Matters relating to the consideration offered in the case of a bid, in particular the price, and matters relating to the bid procedure are subject to the substantive law of the market country (Art 4(2)(e)1 Takeover Directive). These include in particular the information on the offeror’s decision to make a bid, the contents of the offer document and the disclosure of the bid (Art 4(2) (e)(1) Takeover Directive). In contrast, according to Art 4(2)(e)(2) Takeover Directive, in matters relating to the information to be provided to the employees of the offeree company and in matters relating to company law, the applicable rules shall be those of the Member State in which the target company has its registered office. ‘Matters relating to company law’ are considered to be particularly the percentage of voting rights which confers control and any derogation from the obligation to launch a bid as well as the admissibility of defence measures. The consumer-protecting choice of law barriers of Rome I do not apply to rights and obligations constituting the terms and conditions governing the issuance or offer to the public and public take-over bids of transferable securities (Art 6(4)(d) Rome I).
9. Investment business
The Directive on Undertakings for Collective Investment in Transferable Securities (UCITS), which has been implemented into the InvG in Germany, follows the principles of mutual recognition and control by the Member State of origin (country of registered office).
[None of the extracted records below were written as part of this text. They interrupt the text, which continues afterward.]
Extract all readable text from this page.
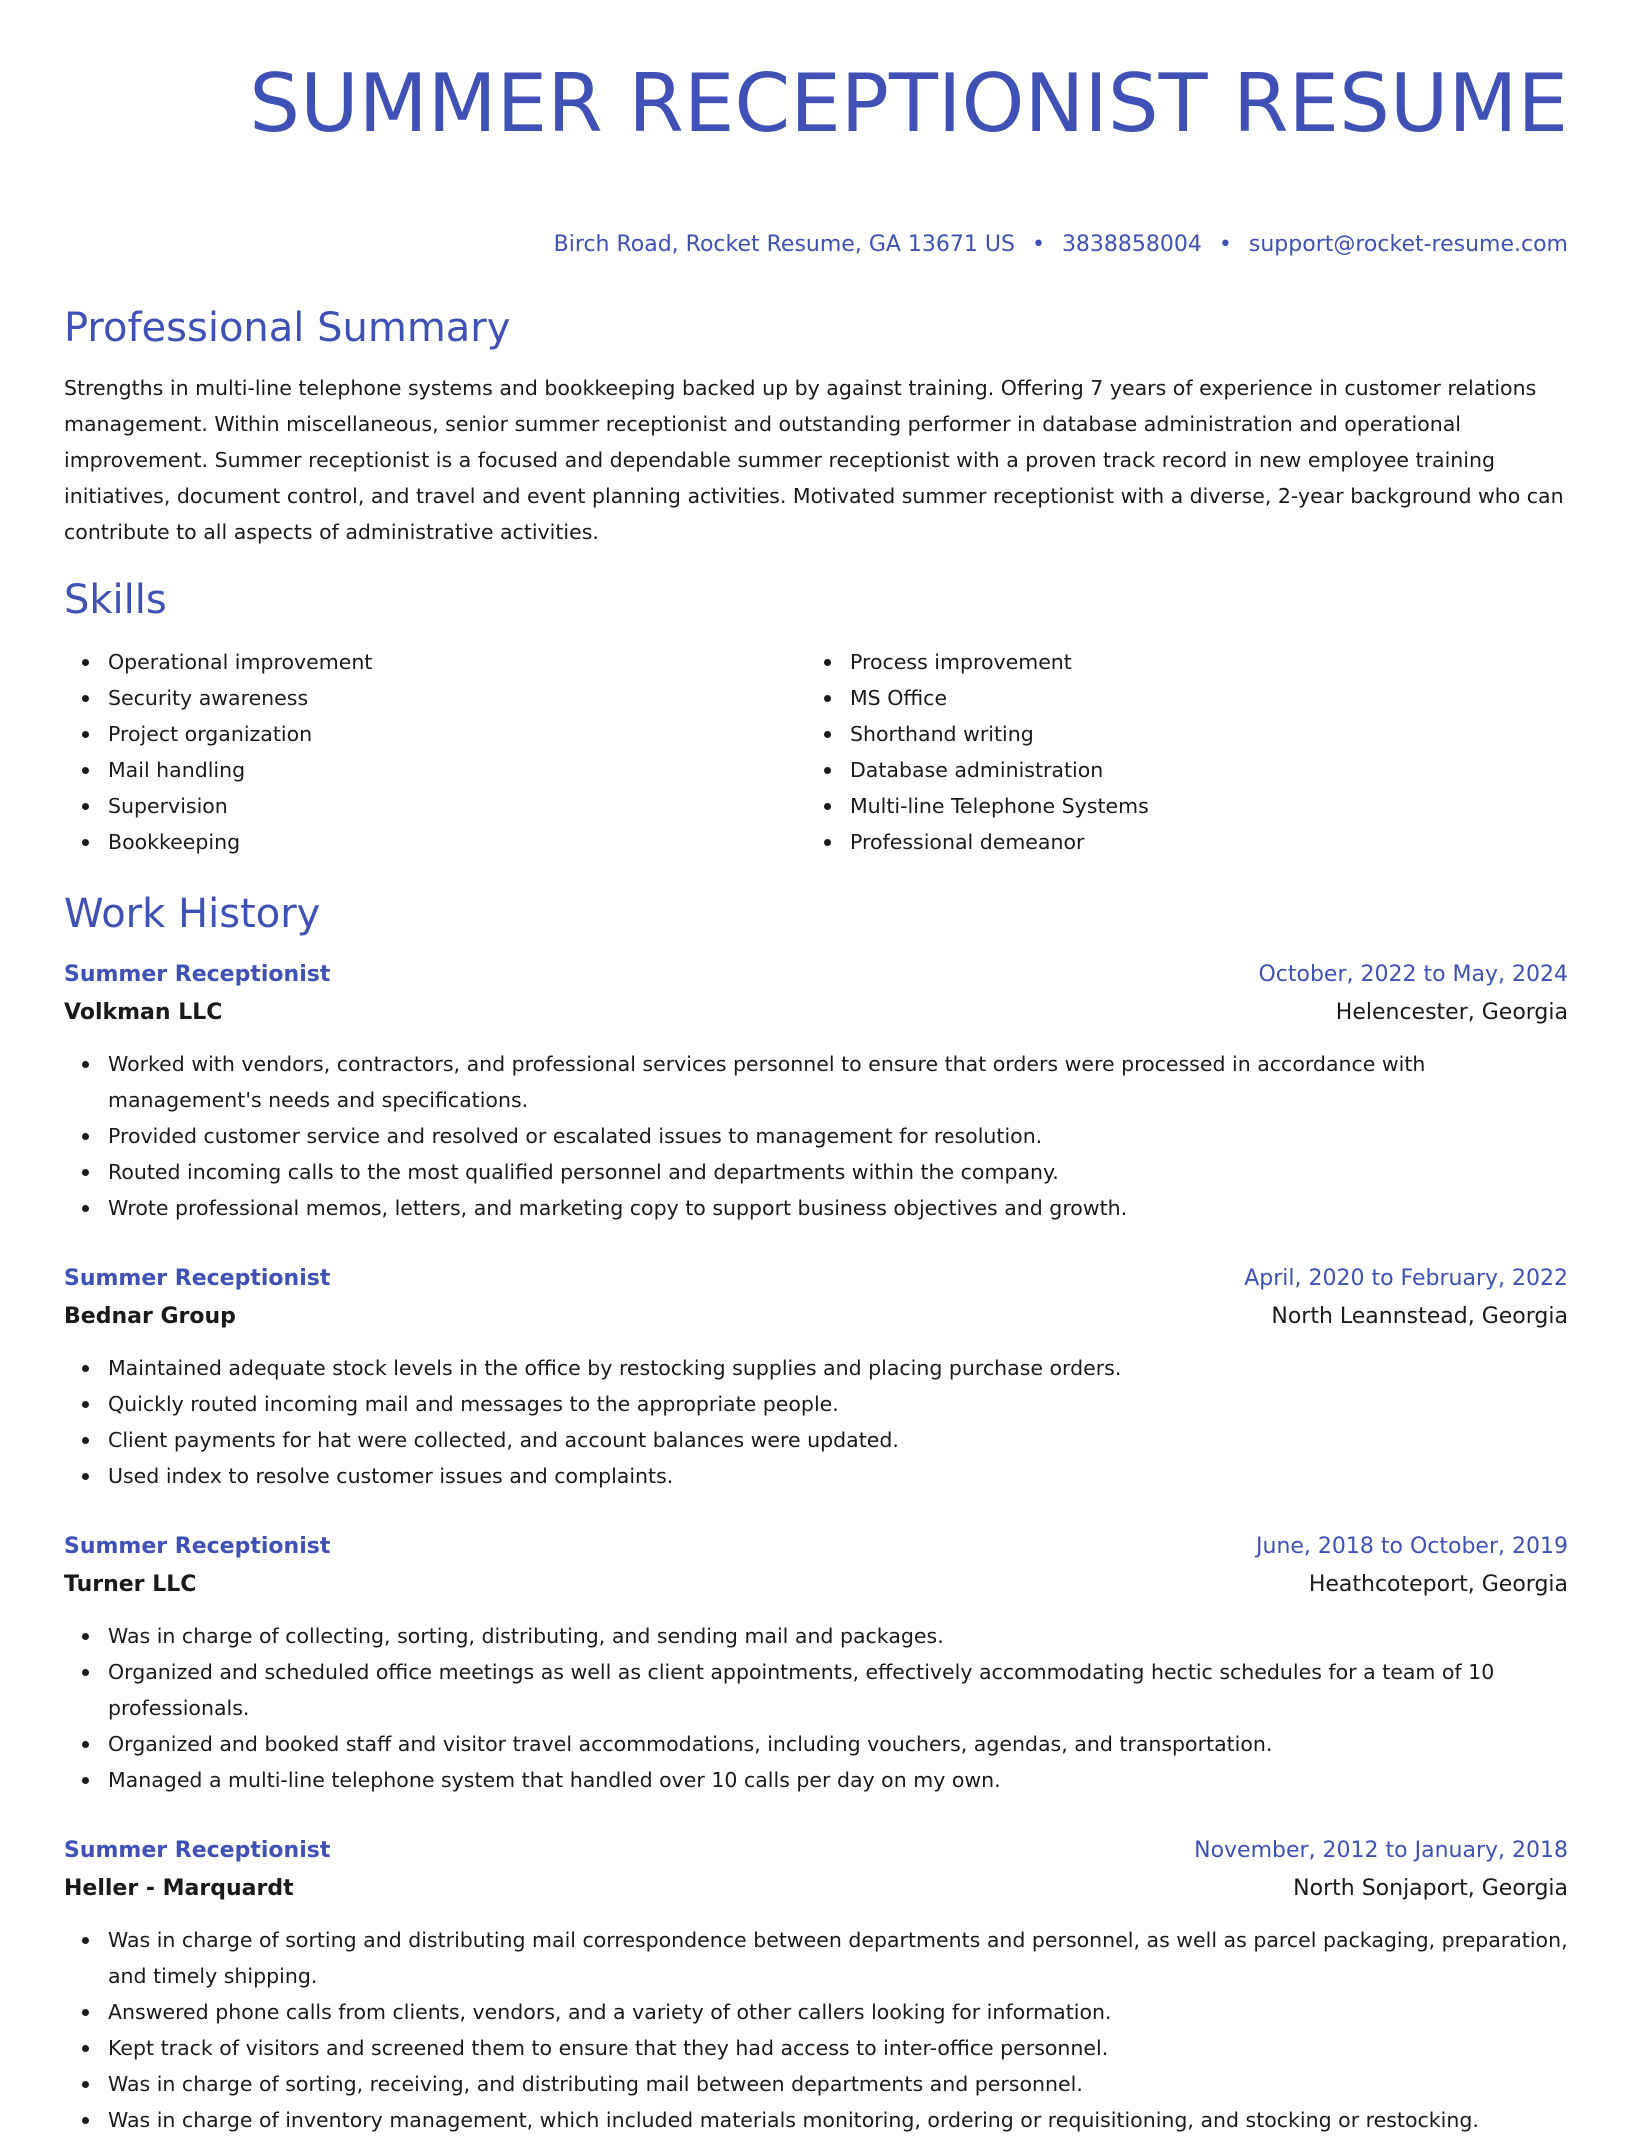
SUMMER RECEPTIONIST RESUME
Birch Road, Rocket Resume, GA 13671 US • 3838858004 • support@rocket-resume.com
Professional Summary
Strengths in multi-line telephone systems and bookkeeping backed up by against training. Offering 7 years of experience in customer relations management. Within miscellaneous, senior summer receptionist and outstanding performer in database administration and operational improvement. Summer receptionist is a focused and dependable summer receptionist with a proven track record in new employee training initiatives, document control, and travel and event planning activities. Motivated summer receptionist with a diverse, 2-year background who can contribute to all aspects of administrative activities.
Skills
Operational improvement
Security awareness
Project organization
Mail handling
Supervision
Bookkeeping
Process improvement
MS Office
Shorthand writing
Database administration
Multi-line Telephone Systems
Professional demeanor
Work History
Summer Receptionist	October, 2022 to May, 2024
Volkman LLC	Helencester, Georgia
Worked with vendors, contractors, and professional services personnel to ensure that orders were processed in accordance with management's needs and specifications.
Provided customer service and resolved or escalated issues to management for resolution.
Routed incoming calls to the most qualified personnel and departments within the company.
Wrote professional memos, letters, and marketing copy to support business objectives and growth.
Summer Receptionist	April, 2020 to February, 2022
Bednar Group	North Leannstead, Georgia
Maintained adequate stock levels in the office by restocking supplies and placing purchase orders.
Quickly routed incoming mail and messages to the appropriate people.
Client payments for hat were collected, and account balances were updated.
Used index to resolve customer issues and complaints.
Summer Receptionist	June, 2018 to October, 2019
Turner LLC	Heathcoteport, Georgia
Was in charge of collecting, sorting, distributing, and sending mail and packages.
Organized and scheduled office meetings as well as client appointments, effectively accommodating hectic schedules for a team of 10 professionals.
Organized and booked staff and visitor travel accommodations, including vouchers, agendas, and transportation.
Managed a multi-line telephone system that handled over 10 calls per day on my own.
Summer Receptionist	November, 2012 to January, 2018
Heller - Marquardt	North Sonjaport, Georgia
Was in charge of sorting and distributing mail correspondence between departments and personnel, as well as parcel packaging, preparation, and timely shipping.
Answered phone calls from clients, vendors, and a variety of other callers looking for information.
Kept track of visitors and screened them to ensure that they had access to inter-office personnel.
Was in charge of sorting, receiving, and distributing mail between departments and personnel.
Was in charge of inventory management, which included materials monitoring, ordering or requisitioning, and stocking or restocking.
Concerning rights and obligations defining the requirements for subscription or re-purchase of shares in UCITS, the consumer-protecting choice of law barriers of Rome I do not apply (Art 6(4)(d) Rome I).
Despite its unilateral regulatory approach, which formally dominates, European capital markets conflict law is characterized by a considerable degree of harmonization, which is based on the principles of either minimum or full harmonization, control of the country of origin and mutual recognition. The Lamfalussy process and the recent creation of the European system of financial supervision have contributed to an improvement of the implementation of the law based on directives. In the transatlantic context, regardless of the irritations provoked by the Sarbanes-Oxley Act, the SEC shows tendencies to adopt a closer coordination with the European supervisory authorities and a willingness to accept foreign or supranational rules (eg IFRS) as equivalent to US rules. The recent restrictive ruling of the US Supreme Court in Morrison has also been welcomed by European issuers.